The "long two"—any attempt taken from between 16 and 23 feet—is the most inefficient shot in professional basketball.
More than anything, the degree of difficulty is unnecessarily high for a shot that counts for the same as a layup. Long twos are so frowned upon that many coaches are more than willing to give up that long-range jump shot in the hopes that their team will be in better position for the resulting rebound.
Miami has turned what is typically an ill-advised shot into a weapon: The Heat are shooting a league-best 43.9 percent from 16 to 23 feet this season, far better than the league average of 38.3 percent. Miami's success from long range this year has forced opponents to extend their defenses out farther than normal, thus creating more ways for LeBron James and Dwyane Wade to attack the basket.
Not every Miami win during the 2012-13 campaign has been a cakewalk. The Heat have found themselves in clutch situations (defined as when the score is within five points with five minutes or less remaining) more than two dozen times this season.
To their credit, Miami is more efficient in the clutch than they are during the rest of the game. As a team, the Heat shoot 50 percent from the field in crucial situations and have won more than 73 percent of the time when the game was in the balance.
But while their offense has been superb late in games, their intensity on the defensive end deserves accolades as well.
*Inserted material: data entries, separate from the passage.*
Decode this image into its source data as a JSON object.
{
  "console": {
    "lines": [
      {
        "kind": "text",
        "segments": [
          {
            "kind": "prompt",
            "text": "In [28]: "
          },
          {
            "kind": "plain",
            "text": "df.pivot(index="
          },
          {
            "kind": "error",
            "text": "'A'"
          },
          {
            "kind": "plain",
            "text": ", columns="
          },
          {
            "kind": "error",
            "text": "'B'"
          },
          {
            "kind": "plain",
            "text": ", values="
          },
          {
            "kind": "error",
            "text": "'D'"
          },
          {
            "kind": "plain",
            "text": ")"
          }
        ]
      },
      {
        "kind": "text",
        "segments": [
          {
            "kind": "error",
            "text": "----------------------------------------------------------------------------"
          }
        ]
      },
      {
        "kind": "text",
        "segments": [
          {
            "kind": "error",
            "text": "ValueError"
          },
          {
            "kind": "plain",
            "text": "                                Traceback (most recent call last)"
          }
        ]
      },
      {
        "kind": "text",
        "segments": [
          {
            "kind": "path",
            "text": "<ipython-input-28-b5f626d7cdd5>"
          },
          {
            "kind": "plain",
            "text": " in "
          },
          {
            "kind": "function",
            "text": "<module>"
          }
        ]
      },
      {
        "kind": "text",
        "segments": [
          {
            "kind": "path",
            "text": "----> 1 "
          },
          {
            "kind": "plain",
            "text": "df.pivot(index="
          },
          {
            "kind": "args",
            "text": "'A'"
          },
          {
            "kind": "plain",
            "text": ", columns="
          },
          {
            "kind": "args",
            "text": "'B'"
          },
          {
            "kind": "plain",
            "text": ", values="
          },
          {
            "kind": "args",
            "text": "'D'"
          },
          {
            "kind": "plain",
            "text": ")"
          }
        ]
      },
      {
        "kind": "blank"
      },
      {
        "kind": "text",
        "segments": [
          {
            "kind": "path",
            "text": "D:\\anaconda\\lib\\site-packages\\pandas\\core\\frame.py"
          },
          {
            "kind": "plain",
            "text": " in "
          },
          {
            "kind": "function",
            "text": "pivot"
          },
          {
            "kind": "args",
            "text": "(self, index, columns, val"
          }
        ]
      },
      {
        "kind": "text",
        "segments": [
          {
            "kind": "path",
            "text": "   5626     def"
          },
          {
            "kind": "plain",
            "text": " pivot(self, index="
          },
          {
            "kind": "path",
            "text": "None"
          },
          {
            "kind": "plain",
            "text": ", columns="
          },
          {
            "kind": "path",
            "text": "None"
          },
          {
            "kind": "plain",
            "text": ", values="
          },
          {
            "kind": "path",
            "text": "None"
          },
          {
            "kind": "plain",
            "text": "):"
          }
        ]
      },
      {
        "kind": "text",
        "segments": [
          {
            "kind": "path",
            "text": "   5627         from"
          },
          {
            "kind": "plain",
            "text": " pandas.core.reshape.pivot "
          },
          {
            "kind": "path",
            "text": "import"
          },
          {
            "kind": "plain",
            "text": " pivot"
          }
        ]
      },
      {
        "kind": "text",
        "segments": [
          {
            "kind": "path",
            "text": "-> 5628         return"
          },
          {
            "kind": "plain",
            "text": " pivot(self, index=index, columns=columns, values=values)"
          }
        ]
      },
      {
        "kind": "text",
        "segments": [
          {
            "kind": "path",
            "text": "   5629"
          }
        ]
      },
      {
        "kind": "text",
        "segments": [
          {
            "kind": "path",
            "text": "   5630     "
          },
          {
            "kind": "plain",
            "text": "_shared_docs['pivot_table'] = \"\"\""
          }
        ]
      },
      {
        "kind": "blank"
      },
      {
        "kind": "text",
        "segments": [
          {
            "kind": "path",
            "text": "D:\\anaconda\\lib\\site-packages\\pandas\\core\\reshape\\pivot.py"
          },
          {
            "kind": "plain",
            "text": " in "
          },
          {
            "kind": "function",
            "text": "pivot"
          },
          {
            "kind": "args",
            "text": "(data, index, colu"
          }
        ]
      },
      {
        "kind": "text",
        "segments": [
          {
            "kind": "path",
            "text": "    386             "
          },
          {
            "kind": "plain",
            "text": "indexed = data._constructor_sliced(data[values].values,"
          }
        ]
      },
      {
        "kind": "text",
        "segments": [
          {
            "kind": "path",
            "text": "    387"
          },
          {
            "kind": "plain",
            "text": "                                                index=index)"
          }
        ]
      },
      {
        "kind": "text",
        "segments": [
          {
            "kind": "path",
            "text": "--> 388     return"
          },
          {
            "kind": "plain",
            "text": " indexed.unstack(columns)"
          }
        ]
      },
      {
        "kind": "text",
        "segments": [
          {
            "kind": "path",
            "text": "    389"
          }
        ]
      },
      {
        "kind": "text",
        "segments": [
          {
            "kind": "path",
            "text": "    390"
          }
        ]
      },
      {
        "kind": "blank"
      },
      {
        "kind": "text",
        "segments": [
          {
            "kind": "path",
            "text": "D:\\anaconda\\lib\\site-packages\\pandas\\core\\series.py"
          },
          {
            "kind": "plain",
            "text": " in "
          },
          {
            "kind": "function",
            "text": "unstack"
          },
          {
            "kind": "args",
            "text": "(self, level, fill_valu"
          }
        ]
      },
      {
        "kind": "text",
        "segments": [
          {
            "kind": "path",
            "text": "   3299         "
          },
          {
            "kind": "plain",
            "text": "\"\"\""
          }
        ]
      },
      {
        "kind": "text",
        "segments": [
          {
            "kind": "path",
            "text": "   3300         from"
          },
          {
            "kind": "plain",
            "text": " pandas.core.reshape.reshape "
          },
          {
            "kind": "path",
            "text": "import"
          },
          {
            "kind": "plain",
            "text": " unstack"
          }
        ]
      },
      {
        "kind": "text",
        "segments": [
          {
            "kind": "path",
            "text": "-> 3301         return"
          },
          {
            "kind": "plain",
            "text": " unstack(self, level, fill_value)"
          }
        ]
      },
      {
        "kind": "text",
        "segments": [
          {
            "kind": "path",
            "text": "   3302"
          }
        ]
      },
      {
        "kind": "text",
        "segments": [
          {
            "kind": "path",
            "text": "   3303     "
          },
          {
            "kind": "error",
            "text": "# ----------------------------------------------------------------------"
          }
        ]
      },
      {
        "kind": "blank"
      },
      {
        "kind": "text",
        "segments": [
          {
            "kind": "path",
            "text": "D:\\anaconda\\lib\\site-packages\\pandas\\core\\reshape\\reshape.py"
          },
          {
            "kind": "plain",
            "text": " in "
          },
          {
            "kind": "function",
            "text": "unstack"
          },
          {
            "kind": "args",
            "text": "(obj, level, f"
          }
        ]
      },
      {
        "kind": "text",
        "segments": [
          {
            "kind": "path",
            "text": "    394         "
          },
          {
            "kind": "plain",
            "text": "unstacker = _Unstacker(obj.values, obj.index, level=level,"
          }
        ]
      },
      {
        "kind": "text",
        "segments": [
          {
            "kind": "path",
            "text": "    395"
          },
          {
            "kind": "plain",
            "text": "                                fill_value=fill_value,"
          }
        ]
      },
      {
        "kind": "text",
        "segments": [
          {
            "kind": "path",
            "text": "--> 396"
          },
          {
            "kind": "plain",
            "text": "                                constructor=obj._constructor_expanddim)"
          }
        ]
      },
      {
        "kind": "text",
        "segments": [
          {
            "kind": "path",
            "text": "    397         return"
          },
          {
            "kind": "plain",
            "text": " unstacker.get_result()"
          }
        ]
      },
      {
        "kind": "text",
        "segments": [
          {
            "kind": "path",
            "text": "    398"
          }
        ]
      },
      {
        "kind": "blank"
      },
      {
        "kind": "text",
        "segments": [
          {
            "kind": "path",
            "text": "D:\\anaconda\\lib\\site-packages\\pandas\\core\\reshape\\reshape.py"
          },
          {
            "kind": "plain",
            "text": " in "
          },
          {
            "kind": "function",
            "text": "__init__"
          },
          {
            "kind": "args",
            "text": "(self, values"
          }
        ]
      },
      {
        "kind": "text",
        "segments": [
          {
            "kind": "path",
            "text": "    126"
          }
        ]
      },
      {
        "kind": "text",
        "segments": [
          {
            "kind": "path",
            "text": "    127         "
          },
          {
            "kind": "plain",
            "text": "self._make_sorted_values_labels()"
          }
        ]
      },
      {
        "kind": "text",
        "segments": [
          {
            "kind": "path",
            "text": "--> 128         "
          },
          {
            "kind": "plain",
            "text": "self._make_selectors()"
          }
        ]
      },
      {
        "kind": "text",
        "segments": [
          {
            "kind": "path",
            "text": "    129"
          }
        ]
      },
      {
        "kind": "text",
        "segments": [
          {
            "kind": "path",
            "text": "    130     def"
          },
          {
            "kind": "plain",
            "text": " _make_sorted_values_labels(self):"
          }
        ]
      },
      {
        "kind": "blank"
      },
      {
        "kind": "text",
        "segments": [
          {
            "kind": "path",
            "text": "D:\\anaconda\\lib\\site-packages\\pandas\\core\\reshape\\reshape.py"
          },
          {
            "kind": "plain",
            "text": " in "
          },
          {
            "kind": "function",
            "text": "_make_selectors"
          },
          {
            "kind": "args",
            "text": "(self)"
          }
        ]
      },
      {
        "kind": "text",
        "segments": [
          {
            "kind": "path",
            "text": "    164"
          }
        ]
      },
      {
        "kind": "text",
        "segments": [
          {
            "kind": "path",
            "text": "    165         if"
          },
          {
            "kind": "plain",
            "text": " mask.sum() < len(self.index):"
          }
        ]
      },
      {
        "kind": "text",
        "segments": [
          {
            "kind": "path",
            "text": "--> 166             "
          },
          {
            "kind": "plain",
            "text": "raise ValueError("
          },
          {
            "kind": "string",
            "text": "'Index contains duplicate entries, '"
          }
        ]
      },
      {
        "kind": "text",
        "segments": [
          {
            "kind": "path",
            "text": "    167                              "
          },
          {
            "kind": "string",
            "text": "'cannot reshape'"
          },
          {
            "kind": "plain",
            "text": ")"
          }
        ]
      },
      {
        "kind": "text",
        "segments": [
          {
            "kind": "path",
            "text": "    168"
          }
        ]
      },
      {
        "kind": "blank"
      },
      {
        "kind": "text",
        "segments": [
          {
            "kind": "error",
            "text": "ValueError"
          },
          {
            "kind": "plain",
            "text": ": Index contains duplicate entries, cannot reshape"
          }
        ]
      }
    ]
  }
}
In clutch situations this season, Miami's defensive rating is a mere 80.3.
The quartet of Ray Allen, Shane Battier, Norris Cole and Chris Andersen has started a grand total of 20 games this season, but they've been vitally important to the success of the Heat.
While James, Wade and Bosh carry most of the load, the "Fighting Clowns" are more than capable of pulling their weight (as evidenced by Miami's 105-100 shorthanded win over San Antonio on March 31). The Heat are a staggering 27-1 when its bench outscores their opponents' reserves. Not bad for a team that many people say is overly reliant on its "Big Three."
Yes—LeBron James, Dwyane Wade and Chris Bosh are all sporting career-high shooting percentages this season. But four other Heat regulars (Ray Allen, Shane Battier, Mario Chalmers and Chris Andersen) each have true shooting percentages in excess of 57 percent.
With so many consistent offensive threats, it's impossible for opposing coaches to focus their efforts on two or three players. Nearly everyone in the Heat rotation can do something of note with the ball in their hands, as evidenced by the team's stellar 112.5 offensive rating.
One can criticize the Heat for a lack of focus at times, but that has had little effect on the way the team takes care of the basketball.
Miami is averaging just 13.6 turnovers per game this season (third in the NBA), and the team's 1.7-to-1 assist-to-turnover ratio is far higher than the league average. Conversely, they've been able to force turnovers on nearly 15 percent of their opponents' possessions—a fact that hasn't been lost on head coach Erik Spoelstra, who has often been criticized for the team's pedestrian rebounding numbers.
"If we force turnovers, if we win the turnover game, that's the most important thing," said Spoelstra during an interview with Joseph Goodman of the Miami Herald back in January.